Mahendra Prasad, Mahendra Pd. Bhadani v. General Manager, New India Assurance Company
2007-11-06
NAVANITI PRASAD SINGH
body2007
DigiLaw.ai
Judgment 1. Heard. 2. The petitioner had taken a Mediclaim Insurance Policy from the respondent-New India Assurance Company Limited, in the year 2001. This policy was thereafter renewed for the next year. It was thereafter renewed for 2003-2004 as well. In 2004 she was taken seriously ill and had to be admitted in All India Institute of Medical Sciences, New Delhi where she underwent an open heart surgery. Claims were accordingly made on basis of Mediclaim Insurance Policy, which ultimately came to be rejected. The rejection was primarily based on the report of a surveyor, as contained in Annexure A being the report of Dr. Arun Agrawal. The tenor of the report is that the petitioner had been suffering from Rheumatic heart disease from before and had been hospitalized way back in 1991 also. This report also indicates that the said medical surveyor could not take copy of medical report from All India Institute of Medical Sciences, New Delhi and could meet "some persons at a separate place and settled the issue". This clearly discloses that he could not receive officially any document to support his report. Insurance Company then consulted a local doctor, who opined that the disease might have started in early age with gradual progression. In his opinion the disease starts at the age of 5-15 years. On basis of the aforesaid in view of clause 4.1 of the prospectus to the policy the claim was rejected as a case of suppression and non-disclosure of pre-existing disease, which was material to the policy. The stand of the Insurance Company apart from above disclosure is that the report of the surveyor is binding on them and once the surveyor reported pre-existing disease they had no option but to repudiate the insurance claim. 3. Having considered the matter, I would like to point out a general misapprehension on behalf of the Insurance authority that they are not bound by the report of surveyor as they professed in the counter affidavit. It is a plea of convenient taken by them. Every day before the Consumer Forum there are large number of cases wherein if one surveyor reports in favour of the insurance, the insurance company appoint another surveyor till they get a negative report and report in favour of the insurance company.
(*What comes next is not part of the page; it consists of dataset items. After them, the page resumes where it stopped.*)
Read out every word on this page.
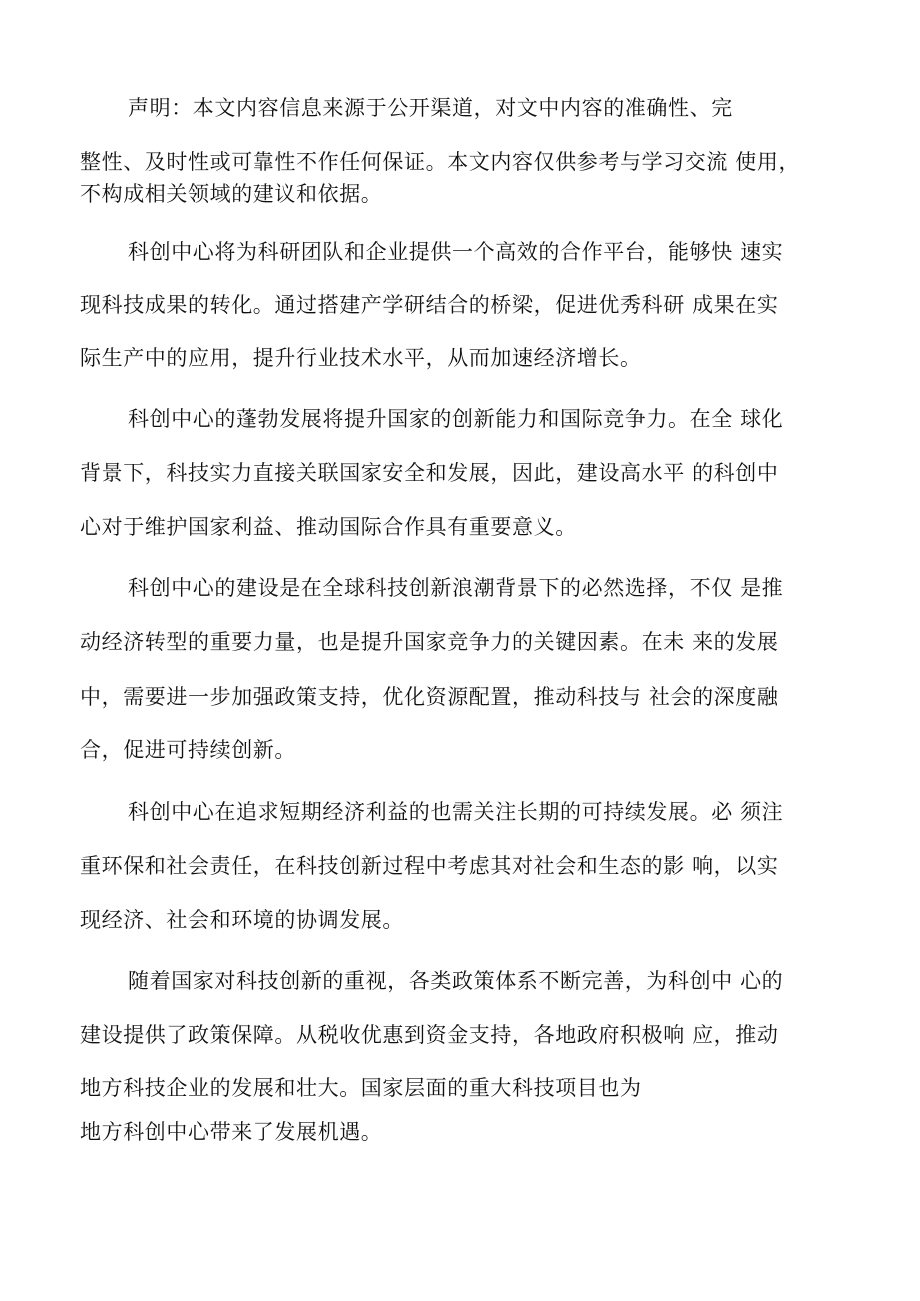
声明：本文内容信息来源于公开渠道，对文中内容的准确性、完
整性、及时性或可靠性不作任何保证。本文内容仅供参考与学习交流 使用，
不构成相关领域的建议和依据。
科创中心将为科研团队和企业提供一个高效的合作平台，能够快 速实
现科技成果的转化。通过搭建产学研结合的桥梁，促进优秀科研 成果在实
际生产中的应用，提升行业技术水平，从而加速经济增长。
科创中心的蓬勃发展将提升国家的创新能力和国际竞争力。在全 球化
背景下，科技实力直接关联国家安全和发展，因此，建设高水平 的科创中
心对于维护国家利益、推动国际合作具有重要意义。
科创中心的建设是在全球科技创新浪潮背景下的必然选择，不仅 是推
动经济转型的重要力量，也是提升国家竞争力的关键因素。在未 来的发展
中，需要进一步加强政策支持，优化资源配置，推动科技与 社会的深度融
合，促进可持续创新。
科创中心在追求短期经济利益的也需关注长期的可持续发展。必 须注
重环保和社会责任，在科技创新过程中考虑其对社会和生态的影 响，以实
现经济、社会和环境的协调发展。
随着国家对科技创新的重视，各类政策体系不断完善，为科创中 心的
建设提供了政策保障。从税收优惠到资金支持，各地政府积极响 应，推动
地方科技企业的发展和壮大。国家层面的重大科技项目也为
地方科创中心带来了发展机遇。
It is a plea of convenient taken by them. Every day before the Consumer Forum there are large number of cases wherein if one surveyor reports in favour of the insurance, the insurance company appoint another surveyor till they get a negative report and report in favour of the insurance company. Their stand is that they have to be satisfied and the surveyor is not the last word but apparently when they wanted to reject a claim they conven-iently take the stand as is in the present counter affidavit that they are bound by the report of the surveyor which, in fact, and in law they are not. The surveyors only supply them with basic facts investigated but the decision has to be taken by the insurance company itself. In the present case the petitioner has denied the knowledge of Rheumatic heart disease from before and has denied concealing the said information even though she had knowledge of it. Here I may point out that clause 4.1 of the Prospectus to the policy can be invoked only in those cases where a person is aware of a disease and knowingly and deliberately suppresses its disclosure. It cannot be invoked to repudiate a claim even in a case where a person was suffering from a disease earlier but was not aware of it. By way of illustration I may point out that large number of people suffer from Rheumatic heart disease for long period either without being diagnosed of Rheumatic heart disease or without the disease reaching serious proposition to be tackled and diagnosed seriously. Unaware of the disease people continue to suffer and when it is aggravated, such diagnosis is made to the disease and past symptoms co- related to them. From this it cannot be said that the person was aware of the disease and deliberately concealed the same. Clause 4.1 would not come into play in such a case. Therefore, as a matter of law when the insurance company revoked the claim of the petitioner, it had to come a finding based on material on records that the petitioner was suffering from a disease from before taking the policy and that she was aware of it and had failed to disclose the same or in other words, deliberately concealed the same. 4.
4. In the present case, though there is a finding of disease being from before, there is no material to support it. No report of All India Institute of Medical Sciences, New Delhi has been filed or brought on record and admittedly none is available to the insurance company. Further there is no finding nor any material to justify the finding that the petitioner was aware of Rheumatic heart disease from before and had concealed the same knowingly. In that view of the matter the decision to revoke the policy or repudiate the claim cannot be sustained. The decision impugned not to honour the Mediclaim Policy is thus set aside. 5. However, in the present facts and circumstances the insurance company would disclose the material available to it to disclose apart from two reports aforesaid for the purpose of repudiating the claim having there being an explanation on the material so disclosed and given, the company would then take a decision and communicate the same to the petitioner. All this would be done within a period of two months from the date when the petitioner files a copy of this order before the Chief Regional Manager, New. India Assurance Company, Patna. 6. The writ petition is thus disposed of.